TRIBUNE. Dans la perspective des élections présidentielles congolaises de 2021, le Ministère de l’Intérieur projette une concertation nationale pour faire le point des dialogues antérieurs de Dolisie, Ewo et Ouesso.

A ce Ministère de savoir, au nom de la République, que la diaspora congolaise n’est pas un monde à part, hors du Congo. La diaspora congolaise est une partie intégrante de la nation congolaise, avec ses citoyens à l’extérieur du pays, aux mêmes droits que les Congolais de l’intérieur.

D’autant que la République du Congo, pays laïc, est, une et indivisible.

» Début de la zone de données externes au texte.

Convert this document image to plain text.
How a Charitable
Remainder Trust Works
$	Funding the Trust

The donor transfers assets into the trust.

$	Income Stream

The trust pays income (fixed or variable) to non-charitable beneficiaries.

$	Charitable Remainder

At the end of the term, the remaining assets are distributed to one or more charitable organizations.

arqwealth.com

A ce titre, la diaspora congolaise est en devoir patriotique et républicain de peser de tout son poids sur les questions majeures de la vie nationale, à l’instar de ses compatriotes, installés sur le territoire national. Comme en 1992, lors des scrutins présidentiel et législatif, sous la transition, au sortir de la conférence nationale souveraine de 1991.

A près de sept mois de l’élection présidentielle, si jamais, elle se tient en mars 2021, selon les dispositions constitutionnelles, la diaspora congolaise n’est pas recensée et ne figure sur aucune liste d’électeurs.

Bien plus, il vient d’être voté au parlement congolais une réforme de la loi électorale en vigueur qui, déjà, par sa partialité, pose de nombreux problèmes. La réforme procède du vote, par anticipation, de la force publique.

Une réforme sur laquelle, la diaspora n’en a dit mot. Étant absente des deux chambres du parlement, alors que sur les réseaux sociaux, la diaspora s’y est farouchement opposée.

La diaspora n’est pas indifférente aux présidentielles à venir, d’autant qu’elle milite, majoritairement, de par son activisme effréné, pour une alternative nouvelle au Congo. Des candidats se sont même déclarés, en son sein.

Tout laisse entrevoir que le Ministère de l’intérieur n’est pas préoccupé par le vote de la diaspora. Encore moins, la commission électorale nationale indépendante dont le responsable, Mr Henri Bouka, magistrat de son état, Président de la Cour Suprême, sait, à quel point, l’égalité des droits est un facteur déterminant pour la cohésion nationale.

Ce qui est injuste et contraire au principe légal et légitime du vote général des Congolais qui en remplissent les conditions.

Le prochain Président de la République du Congo devrait être le Président de tous les Congolais. Ceux de la diaspora compris. Et non, seulement, celui des Congolais de l’intérieur du pays, si l’on considère que ceux ci auront été les seuls à le plébisciter. Les élections ne se déroulant qu’au Congo.

C’est cela, la République.

Concertation monocolore, avec le Pct et ses affidés, ou concertation inclusive, largement ouverte à l’ensemble des forces vives de la nation, il n’y a aucune raison que la diaspora congolaise soit laissée, sur le banc de touche.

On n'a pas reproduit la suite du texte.